Now there is less than a 1000 vote difference in NC. Aughhh! What a nail-biter. I know, Obama will win, but it would be really groovy if he won in my state. Then there would be TWO Southern states! Okay, three if you count Maryland, but that’s a fuzzy call around here. And even Floridians know that Florida is not Southern.

Whee! President Obama! I wish that Miss Mary had lived long enough to see this day. (She was my babysitter, who lived into her 90s until this year.)

Island in the mist

Island in the mist

After driving through a cloud in Hayesville, North Carolina, this scene appeared.

Is it Avalon? Jim Dollar thinks that there must be a sword or a grail nearby.

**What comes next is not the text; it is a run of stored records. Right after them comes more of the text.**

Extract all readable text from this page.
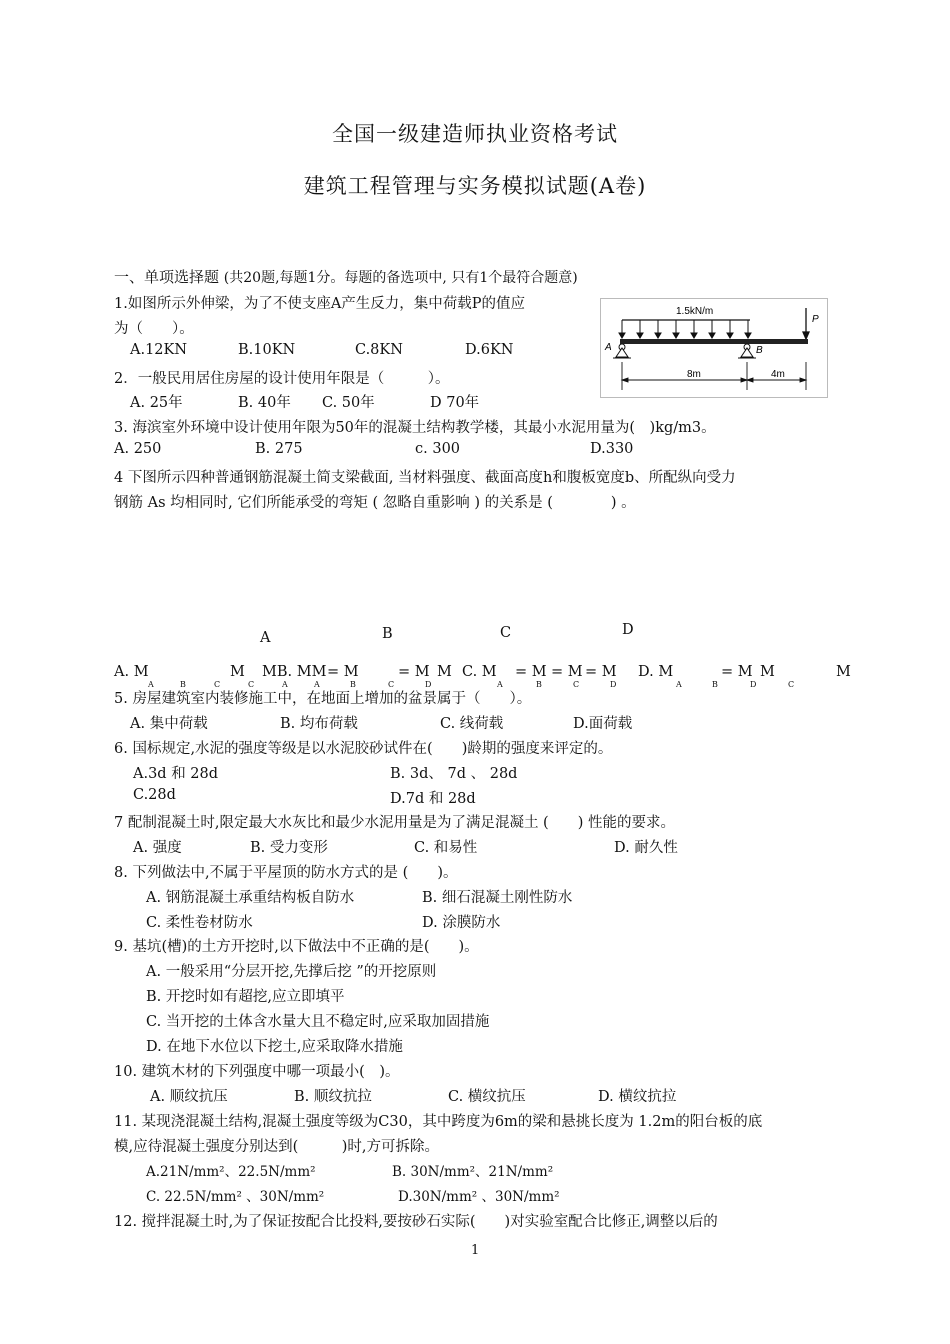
全国一级建造师执业资格考试
建筑工程管理与实务模拟试题(A卷)
一、单项选择题 (共20题,每题1分。每题的备选项中, 只有1个最符合题意)
1.如图所示外伸梁，为了不使支座A产生反力，集中荷载P的值应
为（　　）。
A.12KN	B.10KN	C.8KN	D.6KN
1.5kN/m
P
A	B
8m	4m
2．一般民用居住房屋的设计使用年限是（　　　）。
A. 25年	B. 40年 C. 50年	D 70年
3. 海滨室外环境中设计使用年限为50年的混凝土结构教学楼，其最小水泥用量为(　)kg/m3。
A. 250	B. 275	c. 300	D.330
4 下图所示四种普通钢筋混凝土简支梁截面, 当材料强度、截面高度h和腹板宽度b、所配纵向受力
钢筋 As 均相同时, 它们所能承受的弯矩 ( 忽略自重影响 ) 的关系是 (　　　　) 。
A	B	C	D
A. M	M MB. MM = M	= M M C. M = M = M = M D. M	= M M	M
A	B	C	C	A	A	B	C	D	A	B	C	D	A	B	D	C
5. 房屋建筑室内装修施工中，在地面上增加的盆景属于（　　）。
A. 集中荷载	B. 均布荷载	C. 线荷载	D.面荷载
6. 国标规定,水泥的强度等级是以水泥胶砂试件在(　　)龄期的强度来评定的。
A.3d 和 28d	B. 3d、 7d 、 28d
C.28d	D.7d 和 28d
7 配制混凝土时,限定最大水灰比和最少水泥用量是为了满足混凝土 (　　) 性能的要求。
A. 强度	B. 受力变形	C. 和易性	D. 耐久性
8. 下列做法中,不属于平屋顶的防水方式的是 (　　)。
A. 钢筋混凝土承重结构板自防水	B. 细石混凝土刚性防水
C. 柔性卷材防水	D. 涂膜防水
9. 基坑(槽)的土方开挖时,以下做法中不正确的是(　　)。
A. 一般采用“分层开挖,先撑后挖 ”的开挖原则
B. 开挖时如有超挖,应立即填平
C. 当开挖的土体含水量大且不稳定时,应采取加固措施
D. 在地下水位以下挖土,应采取降水措施
10. 建筑木材的下列强度中哪一项最小(　)。
A. 顺纹抗压	B. 顺纹抗拉	C. 横纹抗压	D. 横纹抗拉
11. 某现浇混凝土结构,混凝土强度等级为C30，其中跨度为6m的梁和悬挑长度为 1.2m的阳台板的底
模,应待混凝土强度分别达到(　　　)时,方可拆除。
A.21N/mm²、22.5N/mm²	B. 30N/mm²、21N/mm²
C. 22.5N/mm² 、30N/mm²	D.30N/mm² 、30N/mm²
12. 搅拌混凝土时,为了保证按配合比投料,要按砂石实际(　　)对实验室配合比修正,调整以后的
1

Today, I have hope. This is the first election in years that I have not met with dread. In 2004, I wore black for a week after the election. This time I plan to wear purple.

Little Brasstown Creek

Little Brasstown Creek

Little Brasstown Creek

Little Brasstown Creek

I wandered down to Little Brasstown Creek late Friday afternoon and did a little reflecting. And picked up some pebbles, of course. On the way back I photographed a few wildflowers. This beautiful lichen was on downed limbs all over the place.

Wildflowers at Little Brasstown Creek

Every time I walked over this meadow I felt like twirling around and breaking into song like Julie Andrews.